Church leaders and 150 participants from across Northern Ireland who are currently taking part in the work of the Irish Churches’ Peace Project will attend the conference.
The three main sessions consist of international perspectives on peace-building and reconciliation.
Speaking ahead of the conference, Bishop McKeown stated: “Since the launch of the Irish Churches’ Peace Project in 2013, this initiative has energised our local church communities and brought to the fore strong examples of best practice in the contribution of churches to the vital work of promoting reconciliation and addressing remaining obstacles to peace in Northern Ireland.”
“This conference provides a valuable to opportunity to reflect on that learning, and to challenge ourselves on the basis of the international experience and insights offered by our distinguished keynote speakers.”
On Friday, Terry Waite CBE will draw on his experience as a hostage negotiator, humanitarian and author, in his address ‘Reconciliation – a Challenge to, and central calling for, the Churches’.

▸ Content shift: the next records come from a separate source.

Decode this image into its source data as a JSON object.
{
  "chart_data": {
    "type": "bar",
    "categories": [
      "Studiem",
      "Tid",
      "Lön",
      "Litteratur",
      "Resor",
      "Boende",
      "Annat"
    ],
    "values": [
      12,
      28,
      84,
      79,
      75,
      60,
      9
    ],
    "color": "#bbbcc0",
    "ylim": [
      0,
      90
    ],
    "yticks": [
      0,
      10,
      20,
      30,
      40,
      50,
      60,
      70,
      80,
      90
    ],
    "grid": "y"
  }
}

In the 1980s, he acted as a special envoy to the Archbishop of Canterbury, Dr Robert Runcie, and successfully negotiated the release of missionaries taken hostage in Iran after the Islamic revolution.
He also secured the release of British hostages from Libya and succeeded in releasing American hostages from Lebanon in 1986.
A total of 10 captives were released through Waite’s efforts before Shiite Muslims seized him during a return mission to Beirut on 20 January 1987.
In captivity for 1,763 days (four years of which were in solitary confinement), he was chained to a wall, often left in darkness, beaten and subjected to mock executions.
He was released in 1991 along with American Thomas M. Sutherland after negotiations by the UN.
Other speakers at the conference are Rev Emmanuel Murangira, who will speak about his experience of peace-building work with Church-based organisations in Rwanda in his address ‘Personal and Corporate Journeys in Reconciliation’.
A Rwandan refugee, born in Burundi, Rev Murangira was born in a refugee camp and his family experienced displacement several times throughout the course of his childhood.
He now works with Tearfund on issues of development and reconciliation in Rwanda and Burundi.
Dr Jörg Lüer who will speak on the theme ‘The Role of the Churches in Healing Historic Divisions’ and outline lessons from the experience of the German-Polish reconciliation, initiated with the Pastoral Letter of the Polish Bishops to their German Brothers (1965).
Dr Lüer is Secretary to the Justice and Peace Commission of the German Catholic Bishops’ Conference and Executive Secretary of the Maximilian Kolbe Foundation, an international peace-building NGO established by the Catholic Bishops’ Conferences of Poland and Germany.
The Irish Council of Churches’ Peace Project, launched in 2013, is an initiative of the island’s four largest churches: Catholic, Presbyterian, Church of Ireland, Methodist; and the ICPP.
The ICPP seeks to promote reconciliation in our communities through the Churches working together for the transformation of Northern Ireland and the Border Region.
The Irish Council of Churches vision is to build a peaceful and stable society, with a better and shared future. The project will run until June 2015.